Case ID: f-appx_515/html/0249-01.html
Source: Caselaw Access Project
Author: {"author": "PER CURIAM: \n    ", "license": "Public Domain", "url": "https://static.case.law/"}
Date Created: 2024-08-24T03:29:51.129683

Renee Summers AKERS, Plaintiff-Appellee v. HINDS COMMUNITY COLLEGE, Defendant-Appellant.
    No. 11-60116.
    United States Court of Appeals, Fifth Circuit.
    May 15, 2012.
    
      Robert Nicholas Norris, Louis Hanner Watson, Jr., Esq., Law Offices of Louis H. Watson, Jr., Jackson, MS, for Plaintiff-Appellee.
    Luther T. Munford, Gregory Todd Butler, Esq., Benjamin Joseph Piazza, Jr., Phelps Dunbar, L.L.P., Jackson, MS, for Defendant-Appellant.
    Before REAVLEY, ELROD, and HAYNES, Circuit Judges.
   PER CURIAM:

The judgment of the district court is reversed and the case is dismissed for the following reasons.

The plaintiff, Renee Akers, was a popular instructor, primarily of courses on economics, for 24 years until the Fall semester in 2006. She blames the college for ending her teaching that subject, and the jury has found in her favor. Ms. Akers’ damages and the several complaints about her treatment are the consequence of her belief that the termination of her teaching this subject was caused by the college in retaliation for her participation in a 2002 lawsuit.

This belief is unwarranted and contrary to the undisputed facts that the requirement of the accrediting Southern Association of Colleges and Schools was that a teacher of economics be required to have had 18 semester hours of graduate study in that subject. Akers had only six hours. That 18 hour requirement was stated in 2001 in the Association’s publication on principles of accreditation. As the accreditation process began for Hinds College the requirement became a serious problem. The vice-president told the faculty at its convocation in January of 2006 that the teachers who lacked the hours of credit would have to take courses to meet the required standard. They could do that at the college with tuition borne by the college while teaching their other courses. More than 20 instructors were listed as failing the required credit in the subjects being taught. In February of 2006 when the department chair spoke to Akers about this problem and her lack of qualification to teach economics under Association rules, she refused to accept it as her problem. With her long and successful experience teaching economics and the accreditation having been awarded in prior years, she denied the necessity to change and made no application to take the college’s invitation to take courses for more hours of credit. She blamed the department chair for being unethical and unfair for not allowing her to teach economics.
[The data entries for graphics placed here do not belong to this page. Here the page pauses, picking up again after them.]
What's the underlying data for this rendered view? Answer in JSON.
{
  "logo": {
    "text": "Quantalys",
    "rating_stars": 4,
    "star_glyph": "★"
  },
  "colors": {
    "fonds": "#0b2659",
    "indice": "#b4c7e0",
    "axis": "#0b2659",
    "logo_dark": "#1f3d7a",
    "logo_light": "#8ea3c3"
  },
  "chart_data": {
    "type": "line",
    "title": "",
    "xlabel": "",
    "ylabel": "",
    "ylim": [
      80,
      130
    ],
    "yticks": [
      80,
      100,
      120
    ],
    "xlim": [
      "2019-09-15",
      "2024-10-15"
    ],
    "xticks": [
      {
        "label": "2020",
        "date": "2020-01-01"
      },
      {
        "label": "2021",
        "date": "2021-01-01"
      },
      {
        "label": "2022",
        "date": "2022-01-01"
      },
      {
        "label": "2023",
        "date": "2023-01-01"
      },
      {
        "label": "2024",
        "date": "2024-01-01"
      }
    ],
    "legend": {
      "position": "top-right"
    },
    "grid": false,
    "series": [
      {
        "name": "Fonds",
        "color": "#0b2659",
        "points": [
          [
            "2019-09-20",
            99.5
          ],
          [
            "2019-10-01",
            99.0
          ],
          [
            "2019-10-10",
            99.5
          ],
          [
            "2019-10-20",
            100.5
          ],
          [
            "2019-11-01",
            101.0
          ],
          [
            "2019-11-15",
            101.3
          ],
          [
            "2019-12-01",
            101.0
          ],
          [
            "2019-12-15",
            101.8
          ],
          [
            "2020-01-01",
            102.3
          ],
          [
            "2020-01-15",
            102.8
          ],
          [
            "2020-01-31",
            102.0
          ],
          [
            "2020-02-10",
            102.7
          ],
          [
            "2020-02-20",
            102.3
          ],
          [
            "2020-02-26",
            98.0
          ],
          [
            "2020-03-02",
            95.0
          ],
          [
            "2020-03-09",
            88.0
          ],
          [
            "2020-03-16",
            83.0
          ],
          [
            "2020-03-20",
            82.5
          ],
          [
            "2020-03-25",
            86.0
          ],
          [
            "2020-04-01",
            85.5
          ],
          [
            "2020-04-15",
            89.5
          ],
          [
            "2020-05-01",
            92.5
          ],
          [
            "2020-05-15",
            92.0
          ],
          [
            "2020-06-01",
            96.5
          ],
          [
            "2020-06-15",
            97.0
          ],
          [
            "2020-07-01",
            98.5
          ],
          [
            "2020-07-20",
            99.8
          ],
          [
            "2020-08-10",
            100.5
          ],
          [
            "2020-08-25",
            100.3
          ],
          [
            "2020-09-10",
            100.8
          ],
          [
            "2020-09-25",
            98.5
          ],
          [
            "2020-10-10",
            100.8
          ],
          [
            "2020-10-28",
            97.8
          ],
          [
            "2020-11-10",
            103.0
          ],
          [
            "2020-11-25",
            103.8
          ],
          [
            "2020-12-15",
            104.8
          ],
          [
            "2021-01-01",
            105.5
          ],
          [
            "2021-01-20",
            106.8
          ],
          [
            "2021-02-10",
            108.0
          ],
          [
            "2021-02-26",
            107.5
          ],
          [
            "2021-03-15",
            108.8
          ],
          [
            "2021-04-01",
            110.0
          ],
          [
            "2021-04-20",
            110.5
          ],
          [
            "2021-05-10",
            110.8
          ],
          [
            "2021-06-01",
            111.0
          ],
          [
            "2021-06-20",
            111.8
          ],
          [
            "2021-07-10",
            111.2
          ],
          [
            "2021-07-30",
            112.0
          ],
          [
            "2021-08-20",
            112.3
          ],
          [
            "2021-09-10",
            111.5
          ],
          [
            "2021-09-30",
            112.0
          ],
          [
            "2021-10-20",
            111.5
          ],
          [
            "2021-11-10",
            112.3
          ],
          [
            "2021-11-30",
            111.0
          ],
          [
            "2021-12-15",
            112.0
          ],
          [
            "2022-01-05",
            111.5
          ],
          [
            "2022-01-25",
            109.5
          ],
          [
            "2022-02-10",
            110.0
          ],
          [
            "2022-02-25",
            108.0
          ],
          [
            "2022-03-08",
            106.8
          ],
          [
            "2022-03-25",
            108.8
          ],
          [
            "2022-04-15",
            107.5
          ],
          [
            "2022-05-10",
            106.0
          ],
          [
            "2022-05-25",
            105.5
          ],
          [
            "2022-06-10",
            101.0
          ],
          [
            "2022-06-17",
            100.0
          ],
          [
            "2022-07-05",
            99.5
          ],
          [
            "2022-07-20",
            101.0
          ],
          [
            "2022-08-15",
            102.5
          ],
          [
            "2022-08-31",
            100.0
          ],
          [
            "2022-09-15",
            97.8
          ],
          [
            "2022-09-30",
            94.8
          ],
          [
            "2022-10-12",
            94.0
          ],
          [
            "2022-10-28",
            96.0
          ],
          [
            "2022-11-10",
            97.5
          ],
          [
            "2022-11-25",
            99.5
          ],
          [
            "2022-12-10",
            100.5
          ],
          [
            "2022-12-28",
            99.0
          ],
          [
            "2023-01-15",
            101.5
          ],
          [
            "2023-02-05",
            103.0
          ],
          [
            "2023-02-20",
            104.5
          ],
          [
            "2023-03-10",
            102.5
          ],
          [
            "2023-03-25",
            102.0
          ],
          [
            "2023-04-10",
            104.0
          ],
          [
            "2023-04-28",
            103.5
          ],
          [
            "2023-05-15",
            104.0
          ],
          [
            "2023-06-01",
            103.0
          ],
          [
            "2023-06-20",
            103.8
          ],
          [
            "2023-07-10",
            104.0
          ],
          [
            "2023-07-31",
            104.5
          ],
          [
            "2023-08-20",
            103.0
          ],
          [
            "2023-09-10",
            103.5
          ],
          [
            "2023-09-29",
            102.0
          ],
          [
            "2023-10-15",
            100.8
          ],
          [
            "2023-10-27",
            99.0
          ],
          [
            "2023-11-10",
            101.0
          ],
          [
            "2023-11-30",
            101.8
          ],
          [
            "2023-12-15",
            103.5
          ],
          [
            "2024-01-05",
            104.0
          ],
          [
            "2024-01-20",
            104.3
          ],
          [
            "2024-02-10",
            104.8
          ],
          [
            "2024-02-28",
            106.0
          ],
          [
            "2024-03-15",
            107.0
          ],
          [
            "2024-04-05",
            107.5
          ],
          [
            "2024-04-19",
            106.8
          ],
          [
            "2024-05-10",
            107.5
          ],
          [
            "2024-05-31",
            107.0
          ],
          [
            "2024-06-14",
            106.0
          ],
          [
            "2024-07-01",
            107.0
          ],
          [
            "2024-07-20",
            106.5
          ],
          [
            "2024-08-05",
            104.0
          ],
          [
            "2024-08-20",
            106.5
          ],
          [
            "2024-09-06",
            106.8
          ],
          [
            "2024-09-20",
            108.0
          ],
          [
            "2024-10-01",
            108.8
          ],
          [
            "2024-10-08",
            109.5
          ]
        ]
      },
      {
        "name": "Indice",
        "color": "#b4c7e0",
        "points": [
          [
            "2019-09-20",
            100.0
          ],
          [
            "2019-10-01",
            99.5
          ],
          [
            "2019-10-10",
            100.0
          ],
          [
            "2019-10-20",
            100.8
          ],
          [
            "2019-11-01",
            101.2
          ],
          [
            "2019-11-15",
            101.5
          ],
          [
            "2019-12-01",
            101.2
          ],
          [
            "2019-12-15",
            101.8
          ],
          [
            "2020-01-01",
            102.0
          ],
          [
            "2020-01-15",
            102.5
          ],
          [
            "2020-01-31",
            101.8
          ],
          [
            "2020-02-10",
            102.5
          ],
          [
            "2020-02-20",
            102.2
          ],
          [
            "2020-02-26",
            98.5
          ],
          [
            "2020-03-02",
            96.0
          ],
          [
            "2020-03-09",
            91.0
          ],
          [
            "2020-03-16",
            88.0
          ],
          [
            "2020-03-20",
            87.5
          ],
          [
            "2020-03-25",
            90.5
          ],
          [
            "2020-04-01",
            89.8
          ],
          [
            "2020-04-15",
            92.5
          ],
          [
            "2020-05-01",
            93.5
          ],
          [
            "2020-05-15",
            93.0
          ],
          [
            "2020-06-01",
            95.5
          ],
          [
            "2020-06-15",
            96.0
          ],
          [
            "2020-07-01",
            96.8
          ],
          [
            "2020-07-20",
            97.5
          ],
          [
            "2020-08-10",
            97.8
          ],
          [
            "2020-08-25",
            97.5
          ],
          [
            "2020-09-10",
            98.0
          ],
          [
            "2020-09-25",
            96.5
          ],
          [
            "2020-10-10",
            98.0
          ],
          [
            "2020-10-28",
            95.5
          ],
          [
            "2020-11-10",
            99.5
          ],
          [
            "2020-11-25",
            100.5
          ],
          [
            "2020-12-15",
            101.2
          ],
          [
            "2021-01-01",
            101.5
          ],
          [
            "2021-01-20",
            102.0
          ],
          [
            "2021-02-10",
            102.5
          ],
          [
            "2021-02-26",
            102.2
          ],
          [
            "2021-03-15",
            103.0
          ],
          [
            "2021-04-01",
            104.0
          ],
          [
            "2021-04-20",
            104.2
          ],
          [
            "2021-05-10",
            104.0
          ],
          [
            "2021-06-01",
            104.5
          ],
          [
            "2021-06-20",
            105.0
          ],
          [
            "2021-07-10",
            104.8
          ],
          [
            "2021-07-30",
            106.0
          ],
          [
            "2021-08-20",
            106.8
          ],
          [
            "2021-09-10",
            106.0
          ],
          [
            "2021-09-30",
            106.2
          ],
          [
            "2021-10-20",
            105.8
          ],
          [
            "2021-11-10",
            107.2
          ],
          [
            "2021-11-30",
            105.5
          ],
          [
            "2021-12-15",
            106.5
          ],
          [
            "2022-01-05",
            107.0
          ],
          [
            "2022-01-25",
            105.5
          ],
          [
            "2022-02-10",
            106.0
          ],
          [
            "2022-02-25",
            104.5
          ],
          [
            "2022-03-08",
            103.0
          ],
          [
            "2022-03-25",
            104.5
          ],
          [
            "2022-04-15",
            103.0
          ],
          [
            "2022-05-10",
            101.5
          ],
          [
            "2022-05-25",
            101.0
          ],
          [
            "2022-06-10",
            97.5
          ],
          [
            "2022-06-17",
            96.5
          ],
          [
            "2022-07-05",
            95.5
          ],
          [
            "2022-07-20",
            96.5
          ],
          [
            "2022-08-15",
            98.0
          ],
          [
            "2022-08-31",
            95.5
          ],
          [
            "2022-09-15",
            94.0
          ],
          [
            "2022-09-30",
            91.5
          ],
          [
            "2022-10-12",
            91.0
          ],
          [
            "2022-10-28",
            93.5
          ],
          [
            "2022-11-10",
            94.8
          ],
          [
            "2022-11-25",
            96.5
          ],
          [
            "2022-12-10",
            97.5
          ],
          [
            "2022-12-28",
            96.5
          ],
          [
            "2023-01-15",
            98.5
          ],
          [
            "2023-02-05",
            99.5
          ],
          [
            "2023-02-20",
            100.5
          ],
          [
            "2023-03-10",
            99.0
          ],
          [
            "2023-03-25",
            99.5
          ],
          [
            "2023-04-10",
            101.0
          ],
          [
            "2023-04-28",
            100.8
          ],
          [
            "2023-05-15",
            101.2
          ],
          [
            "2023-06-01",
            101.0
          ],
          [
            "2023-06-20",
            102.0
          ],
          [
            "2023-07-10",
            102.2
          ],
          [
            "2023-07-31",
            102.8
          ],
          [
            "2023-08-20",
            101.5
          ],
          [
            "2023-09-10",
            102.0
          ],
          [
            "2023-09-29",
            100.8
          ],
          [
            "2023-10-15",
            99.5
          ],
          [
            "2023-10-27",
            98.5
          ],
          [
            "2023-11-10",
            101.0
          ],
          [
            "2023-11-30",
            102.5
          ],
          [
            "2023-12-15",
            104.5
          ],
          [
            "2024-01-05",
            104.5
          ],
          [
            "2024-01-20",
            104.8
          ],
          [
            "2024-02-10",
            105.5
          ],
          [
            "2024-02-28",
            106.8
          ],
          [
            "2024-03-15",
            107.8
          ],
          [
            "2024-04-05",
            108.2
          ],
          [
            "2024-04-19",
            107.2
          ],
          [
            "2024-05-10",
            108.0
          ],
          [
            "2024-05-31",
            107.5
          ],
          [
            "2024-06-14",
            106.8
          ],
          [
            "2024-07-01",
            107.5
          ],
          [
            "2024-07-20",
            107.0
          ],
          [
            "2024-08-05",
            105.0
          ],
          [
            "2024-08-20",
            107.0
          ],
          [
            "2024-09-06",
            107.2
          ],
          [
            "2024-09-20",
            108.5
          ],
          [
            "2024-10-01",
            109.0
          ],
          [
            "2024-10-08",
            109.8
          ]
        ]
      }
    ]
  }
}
The vice-president wrote in March of 2007 to remind the economics instructors of the availability of reimbursement for courses to increase their credits. Not until December of 2007 did Akers request that reimbursement to take 12 hours in the Spring. The college president denied permission because the load was too great. Akers filed this lawsuit in 2008.

This record leaves no question about the responsibility for Akers having to stop teaching economics. It was not the doing of the college because their word always was that she was qualified to do that. The Association insisted on the hours of graduate study. The college had to accede, and Akers was not treated differently from all of the other instructors with this problem.

Akers also claims that her denial to be chair of the Business Administration Department was motivated by retaliation for her being named as a witness in the lawsuit that a co-instructor filed against the college in 2002. Three people filed for this position and William Ashley was selected. Ashley was working on a Ph.D. degree in community college leadership, had taught in several colleges and also had managerial experience as an athletic coach. Akers shows only her longer teaching hours and the personal belief of her superiority. No juror could reasonably regard her as clearly better qualified for the position with added administrative responsibility. The retaliation claim is denied. See Moss v. BMC Software, 610 F.Bd 917, 923-26 (5th Cir.2010).

Ashley’s promotion was approved in May of 2006 by the vice-president and president of the college. The nomination was made by Dean Kelly, and Kelly was a potential witness in the 2002 discrimination suit. That suit was settled and never tried. Kelly testified that he had no knowledge that Akers was to be an adverse witness until he was told by the lawyer in the current case. Although the jury did not have to believe Kelly, there is no other evidence regarding Kelly’s knowledge or enmity by Kelly or any other against Akers as a result of the 2002 lawsuit.

It follows that Akers could not prove a causal connection between her listing as a protected prospective witness in the earlier lawsuit and any adverse employment action by the college. The district court should have granted defendant’s motion for judgment as a matter of law at the close of the evidence since there was no legally sufficient evidentiary basis for a reasonable jury to find for Ms. Akers. Fed.R.Civ.P. 50(a); Bryant v. Compass Group, 413 F.3d 471 (5th Cir.2005).

REVERSED and CASE DISMISSED. 
      
       Pursuant to 5th Cir R. 47.5, the court has determined that this opinion should not be published and is not precedent except under the limited circumstances set forth in 5th Cir. R. 47.5.4.